Dear Editor,

Necrotizing soft tissue infections (NSTIs) are a heterogeneous group of devastating diseases involving a wide variety of microorganisms and affecting different body areas. The need for individualized treatment strategies has been recently put forward in a prospective cohort study of 402 patients in which group A streptococcus (GAS) infections were associated with more frequent septic shock [1]. Early identification of patients with GAS-related NSTIs could prompt initiation of targeted interventions, including clindamycin and intravenous immunoglobulins (IVIg). These drugs might be associated with beneficial anti-toxinic properties, but the level of evidence supporting them remains low (clindamycin) or highly controversial (IVIg) [2, 3]. The only randomized clinical trial evaluating the effect of IVIg specifically in patients with NSTI could not demonstrate a benefit on a composite outcome of death and quality-of-life evaluation at 6 months [4]. As previously commented [5], only 15% (n = 13/87) of included patients eventually had a microbiologically proven GAS NSTI. This was a major limitation and early identification of patients with a high probability of GAS-associated NSTIs would thus be crucial for further studies evaluating similar interventions.
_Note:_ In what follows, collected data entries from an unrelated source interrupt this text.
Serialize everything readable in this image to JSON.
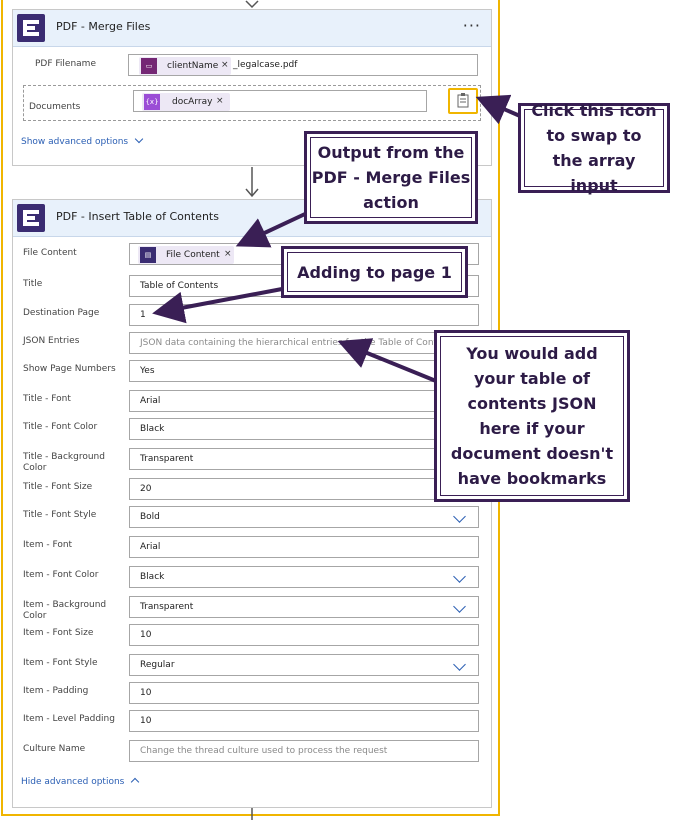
{
  "merge_card": {
    "title": "PDF - Merge Files",
    "more_label": "···",
    "filename_label": "PDF Filename",
    "filename_token": "clientName",
    "filename_suffix": "_legalcase.pdf",
    "documents_label": "Documents",
    "documents_token": "docArray",
    "documents_token_icon": "{x}",
    "show_advanced": "Show advanced options"
  },
  "toc_card": {
    "title": "PDF - Insert Table of Contents",
    "file_content_label": "File Content",
    "file_content_token": "File Content",
    "fields": [
      {
        "label": "Title",
        "value": "Table of Contents",
        "placeholder": "",
        "dropdown": false
      },
      {
        "label": "Destination Page",
        "value": "1",
        "placeholder": "",
        "dropdown": false
      },
      {
        "label": "JSON Entries",
        "value": "",
        "placeholder": "JSON data containing the hierarchical entries for the Table of Contents",
        "dropdown": false
      },
      {
        "label": "Show Page Numbers",
        "value": "Yes",
        "placeholder": "",
        "dropdown": false
      },
      {
        "label": "Title - Font",
        "value": "Arial",
        "placeholder": "",
        "dropdown": false
      },
      {
        "label": "Title - Font Color",
        "value": "Black",
        "placeholder": "",
        "dropdown": false
      },
      {
        "label": "Title - Background Color",
        "value": "Transparent",
        "placeholder": "",
        "dropdown": false
      },
      {
        "label": "Title - Font Size",
        "value": "20",
        "placeholder": "",
        "dropdown": false
      },
      {
        "label": "Title - Font Style",
        "value": "Bold",
        "placeholder": "",
        "dropdown": true
      },
      {
        "label": "Item - Font",
        "value": "Arial",
        "placeholder": "",
        "dropdown": false
      },
      {
        "label": "Item - Font Color",
        "value": "Black",
        "placeholder": "",
        "dropdown": true
      },
      {
        "label": "Item - Background Color",
        "value": "Transparent",
        "placeholder": "",
        "dropdown": true
      },
      {
        "label": "Item - Font Size",
        "value": "10",
        "placeholder": "",
        "dropdown": false
      },
      {
        "label": "Item - Font Style",
        "value": "Regular",
        "placeholder": "",
        "dropdown": true
      },
      {
        "label": "Item - Padding",
        "value": "10",
        "placeholder": "",
        "dropdown": false
      },
      {
        "label": "Item - Level Padding",
        "value": "10",
        "placeholder": "",
        "dropdown": false
      },
      {
        "label": "Culture Name",
        "value": "",
        "placeholder": "Change the thread culture used to process the request",
        "dropdown": false
      }
    ],
    "hide_advanced": "Hide advanced options"
  },
  "callouts": {
    "swap_icon": "Click this icon to swap to the array input",
    "output_from": "Output from the PDF - Merge Files action",
    "adding_page": "Adding to page 1",
    "json_note": "You would add your table of contents JSON here if your document doesn't have bookmarks"
  },
  "colors": {
    "frame": "#f0b500",
    "header_bg": "#e8f1fb",
    "accent": "#2b5fb4",
    "callout_border": "#3a1f55",
    "token_purple": "#742774",
    "variable_purple": "#9b4dd6",
    "logo": "#3a2c72"
  },
  "icons": {
    "swap": "array-swap-icon",
    "variable": "variable-icon",
    "expression": "expression-icon"
  }
}
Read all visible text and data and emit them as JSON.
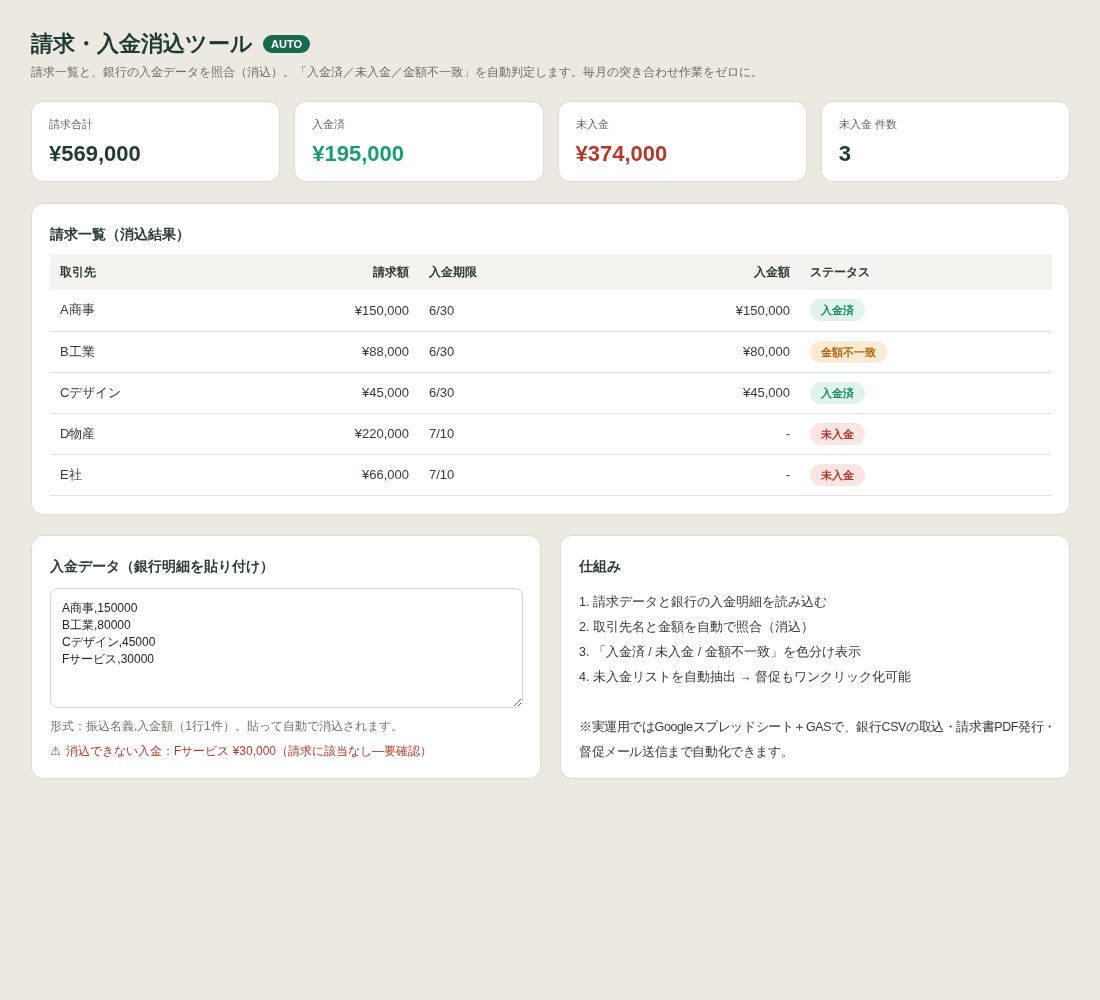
{
  "header": {
    "title": "請求・入金消込ツール",
    "badge": "AUTO",
    "subtitle": "請求一覧と、銀行の入金データを照合（消込）。「入金済／未入金／金額不一致」を自動判定します。毎月の突き合わせ作業をゼロに。"
  },
  "stats": [
    {
      "label": "請求合計",
      "value": "¥569,000",
      "color": "#1f3a33"
    },
    {
      "label": "入金済",
      "value": "¥195,000",
      "color": "#1e9a74"
    },
    {
      "label": "未入金",
      "value": "¥374,000",
      "color": "#b5392b"
    },
    {
      "label": "未入金 件数",
      "value": "3",
      "color": "#1f3a33"
    }
  ],
  "invoice_table": {
    "title": "請求一覧（消込結果）",
    "columns": [
      "取引先",
      "請求額",
      "入金期限",
      "入金額",
      "ステータス"
    ],
    "rows": [
      {
        "client": "A商事",
        "amount": "¥150,000",
        "due": "6/30",
        "paid": "¥150,000",
        "status": {
          "label": "入金済",
          "kind": "paid"
        }
      },
      {
        "client": "B工業",
        "amount": "¥88,000",
        "due": "6/30",
        "paid": "¥80,000",
        "status": {
          "label": "金額不一致",
          "kind": "mismatch"
        }
      },
      {
        "client": "Cデザイン",
        "amount": "¥45,000",
        "due": "6/30",
        "paid": "¥45,000",
        "status": {
          "label": "入金済",
          "kind": "paid"
        }
      },
      {
        "client": "D物産",
        "amount": "¥220,000",
        "due": "7/10",
        "paid": "-",
        "status": {
          "label": "未入金",
          "kind": "unpaid"
        }
      },
      {
        "client": "E社",
        "amount": "¥66,000",
        "due": "7/10",
        "paid": "-",
        "status": {
          "label": "未入金",
          "kind": "unpaid"
        }
      }
    ]
  },
  "payment_panel": {
    "title": "入金データ（銀行明細を貼り付け）",
    "value": "A商事,150000\nB工業,80000\nCデザイン,45000\nFサービス,30000",
    "hint": "形式：振込名義,入金額（1行1件）。貼って自動で消込されます。",
    "warning": {
      "icon": "⚠",
      "text": "消込できない入金：Fサービス ¥30,000（請求に該当なし—要確認）"
    }
  },
  "how_it_works": {
    "title": "仕組み",
    "steps": [
      "1. 請求データと銀行の入金明細を読み込む",
      "2. 取引先名と金額を自動で照合（消込）",
      "3. 「入金済 / 未入金 / 金額不一致」を色分け表示",
      "4. 未入金リストを自動抽出 → 督促もワンクリック化可能"
    ],
    "note": "※実運用ではGoogleスプレッドシート＋GASで、銀行CSVの取込・請求書PDF発行・督促メール送信まで自動化できます。"
  }
}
A secondary analysis of a retrospective cohort including 224 patients admitted to our center for NSTI between 2006 and 2017 was conducted [6]. In accordance with the most recent guidelines, only patients with surgically confirmed NSTI were included (i.e., macroscopic appearance of tissues during operation as swollen, dull gray with a thin, brownish exudate with or without necrosis). Admission characteristics and microbiological documentation based on surgical samples, blood cultures, or subcutaneous puncture were recorded. We compared patients with a documented GAS infection to other patients regarding admission characteristics. A multivariable logistic regression model was used to identify admission characteristics associated with a subsequent GAS documentation.
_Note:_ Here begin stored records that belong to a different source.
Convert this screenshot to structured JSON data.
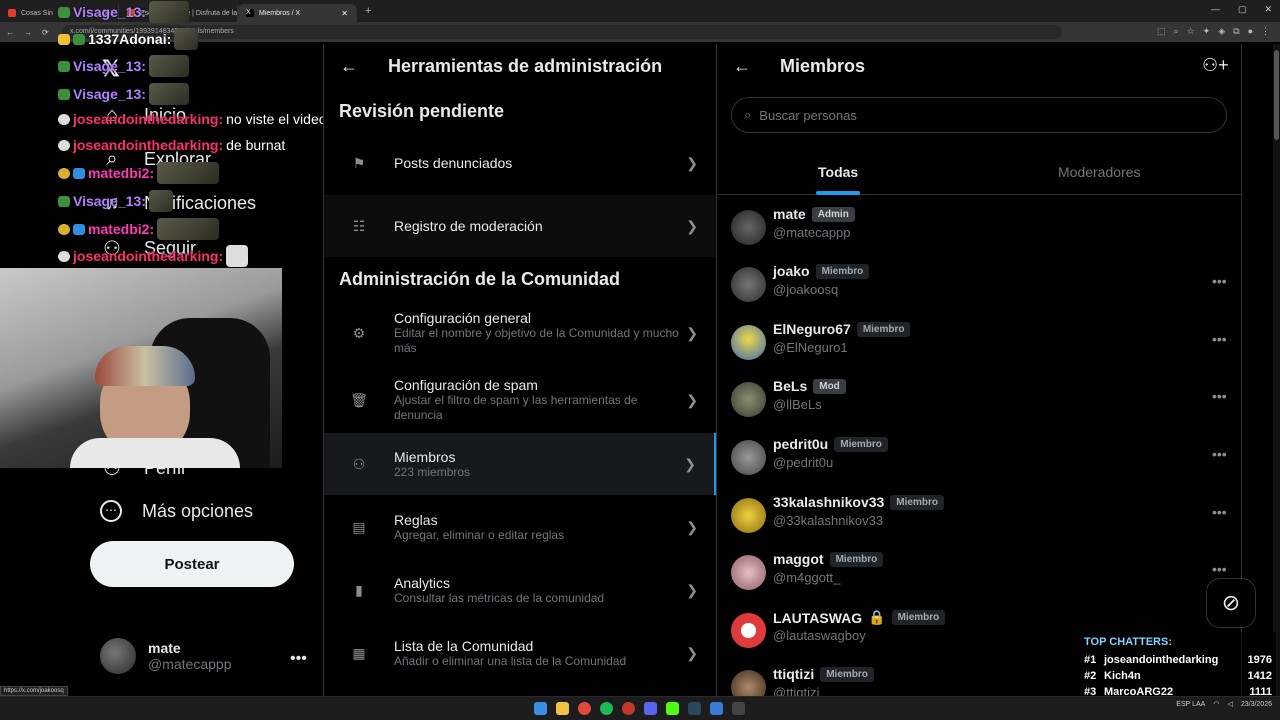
{
  "browser": {
    "tabs": [
      {
        "label": "Cosas Sin",
        "color": "#e23a2e"
      },
      {
        "label": "Escucha a mate | Disfruta de la",
        "color": "#e25a2e"
      },
      {
        "label": "Miembros / X",
        "color": "#ffffff"
      }
    ],
    "url": "x.com/i/communities/1993914834566/tools/members",
    "status_url": "https://x.com/joakoosq"
  },
  "chat_overlay": {
    "lines": [
      {
        "user": "Visage_13:",
        "color": "#b380ff",
        "msg": ""
      },
      {
        "user": "1337Adonai:",
        "color": "#ffffff",
        "msg": ""
      },
      {
        "user": "Visage_13:",
        "color": "#b380ff",
        "msg": ""
      },
      {
        "user": "Visage_13:",
        "color": "#b380ff",
        "msg": ""
      },
      {
        "user": "joseandointhedarking:",
        "color": "#ff2e6e",
        "msg": "no viste el video"
      },
      {
        "user": "joseandointhedarking:",
        "color": "#ff2e6e",
        "msg": "de burnat"
      },
      {
        "user": "matedbi2:",
        "color": "#ff3ab4",
        "msg": ""
      },
      {
        "user": "Visage_13:",
        "color": "#b380ff",
        "msg": ""
      },
      {
        "user": "matedbi2:",
        "color": "#ff3ab4",
        "msg": ""
      },
      {
        "user": "joseandointhedarking:",
        "color": "#ff2e6e",
        "msg": ""
      }
    ]
  },
  "left_nav": {
    "items": [
      {
        "label": "Inicio",
        "icon": "home-icon",
        "glyph": "⌂"
      },
      {
        "label": "Explorar",
        "icon": "search-icon",
        "glyph": "⌕"
      },
      {
        "label": "Notificaciones",
        "icon": "bell-icon",
        "glyph": "🔔"
      },
      {
        "label": "Seguir",
        "icon": "follow-icon",
        "glyph": "👤"
      },
      {
        "label": "Perfil",
        "icon": "profile-icon",
        "glyph": "👤"
      },
      {
        "label": "Más opciones",
        "icon": "more-options-icon",
        "glyph": "⋯"
      }
    ],
    "post_button": "Postear",
    "account": {
      "name": "mate",
      "handle": "@matecappp"
    }
  },
  "admin_tools": {
    "title": "Herramientas de administración",
    "section_pending": "Revisión pendiente",
    "pending_rows": [
      {
        "label": "Posts denunciados",
        "desc": "",
        "icon": "flag-icon"
      },
      {
        "label": "Registro de moderación",
        "desc": "",
        "icon": "moderation-log-icon"
      }
    ],
    "section_admin": "Administración de la Comunidad",
    "admin_rows": [
      {
        "label": "Configuración general",
        "desc": "Editar el nombre y objetivo de la Comunidad y mucho más",
        "icon": "gear-icon"
      },
      {
        "label": "Configuración de spam",
        "desc": "Ajustar el filtro de spam y las herramientas de denuncia",
        "icon": "trash-icon"
      },
      {
        "label": "Miembros",
        "desc": "223 miembros",
        "icon": "members-icon"
      },
      {
        "label": "Reglas",
        "desc": "Agregar, eliminar o editar reglas",
        "icon": "rules-icon"
      },
      {
        "label": "Analytics",
        "desc": "Consultar las métricas de la comunidad",
        "icon": "analytics-icon"
      },
      {
        "label": "Lista de la Comunidad",
        "desc": "Añadir o eliminar una lista de la Comunidad",
        "icon": "list-icon"
      }
    ]
  },
  "members_panel": {
    "title": "Miembros",
    "search_placeholder": "Buscar personas",
    "tabs": [
      "Todas",
      "Moderadores"
    ],
    "members": [
      {
        "name": "mate",
        "badge": "Admin",
        "handle": "@matecappp",
        "avatar": "#4a4a4a"
      },
      {
        "name": "joako",
        "badge": "Miembro",
        "handle": "@joakoosq",
        "avatar": "#5a5a5a"
      },
      {
        "name": "ElNeguro67",
        "badge": "Miembro",
        "handle": "@ElNeguro1",
        "avatar": "#d9c23a"
      },
      {
        "name": "BeLs",
        "badge": "Mod",
        "handle": "@llBeLs",
        "avatar": "#6a6f5a"
      },
      {
        "name": "pedrit0u",
        "badge": "Miembro",
        "handle": "@pedrit0u",
        "avatar": "#7a7a7a"
      },
      {
        "name": "33kalashnikov33",
        "badge": "Miembro",
        "handle": "@33kalashnikov33",
        "avatar": "#d6b02a"
      },
      {
        "name": "maggot",
        "badge": "Miembro",
        "handle": "@m4ggott_",
        "avatar": "#c9a0a0"
      },
      {
        "name": "LAUTASWAG",
        "badge": "Miembro",
        "handle": "@lautaswagboy",
        "avatar": "#e03a3a"
      },
      {
        "name": "ttiqtizi",
        "badge": "Miembro",
        "handle": "@ttiqtizi",
        "avatar": "#8a6a4a"
      }
    ]
  },
  "top_chatters": {
    "title": "TOP CHATTERS:",
    "rows": [
      {
        "rank": "#1",
        "name": "joseandointhedarking",
        "count": "1976"
      },
      {
        "rank": "#2",
        "name": "Kich4n",
        "count": "1412"
      },
      {
        "rank": "#3",
        "name": "MarcoARG22",
        "count": "1111"
      }
    ]
  },
  "taskbar": {
    "lang": "ESP LAA",
    "time": "23/3/2026"
  }
}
Among 224 patients, 60 (27%) had a GAS infection, which was monomicrobial in 39 (17%) cases. Overall, 134 (59.8%) patients were admitted to the intensive care unit during their stay, of whom 113 during the first 24 h. Ninety-one (41%) patients presented with shock (i.e., required vasopressors), and 89 (40%) required mechanical ventilation. Sixty days after admission, 51 (23%) patients had died, including 10 (17%) with GAS, and 41 (25%) with non-GAS infections (p = 0.255, Mann-Whitney test). Admission characteristics associated with GAS infections by univariable analysis were non-steroidal anti-inflammatory drug treatment before admission and leukocytosis as a continuous variable. Those inversely associated with GAS infections were immunodeficiency, the nosocomial onset of infection, and an abdominoperineal location (Table 1). After multivariable analysis, only immunodeficiency (adjusted odds ratio (aOR) = 0.29 [0.10–0.74], p = 0.015) and an abdominoperineal location (aOR = 0.06 [0.00–0.30], p = 0.007) remained associated with the absence of GAS infection (Table 1). A sensitivity analysis using “monomicrobial GAS NSTI” as the dependent variable yielded similar results, except for younger age that remained in the model after adjustment (data not shown). Immunodeficiency (n = 58) and an abdominoperineal location (n = 38) had respective positive predictive values for the absence of a GAS infection (both mono- or polymicrobial) of 90% [79–96] and 97% [86–100] (Fig. 1).

Table 1 Admission characteristics associated with group A streptococcal documentation
Fig. 1
figure 1

Diagnostic performances of abdominoperineal location and immunodeficiency for predicting absence of group A streptococcal documentation. The three top pie charts represent the proportions of group A streptococcal documentation, abdominoperineal infections and immunodeficiency in the whole 224-patient population of surgically confirmed necrotizing soft tissue infections. The two bottom pie charts represent the proportion of group A streptococcal documentation in the subgroup of patients with abdominoperineal infections (bottom left chart) or in immunocompromised patients (bottom right chart). Diagnostic performances of an abdominoperineal location of infection and of immunodeficiency for predicting the absence of group A streptococcal documentation were calculated using a contingency table approach. Immunodeficiency encompassed active cancer, chemotherapy within the last 3 months, previous HIV infection whatever the AIDS status, the CD4 lymphocytes counts or the viral load, any immunosuppressive drugs including chronic systemic steroid treatment (whatever the dose but for at least 3 months). PPV, positive predictive value; NPP, negative predictive value; Se, sensitivity; Sp, specificity

In conclusion, we retrospectively identified two simple and available upon admission clinical predictors of GAS documentation among a large cohort of surgically proven NSTIs. Our results show that NSTI patients with pre-existing immunodeficiency or an abdominal infection have a low probability of GAS infection and might thus not be suitable for inclusion in a trial assessing the effect of GAS-specific interventions. Such findings need to be assessed in a validation cohort in order to reinforce their generalizability. Improving identification upon admission of a subgroup of patients with a higher prevalence of GAS infection might help design future prospective trials aimed at assessing personalized treatment strategies [2].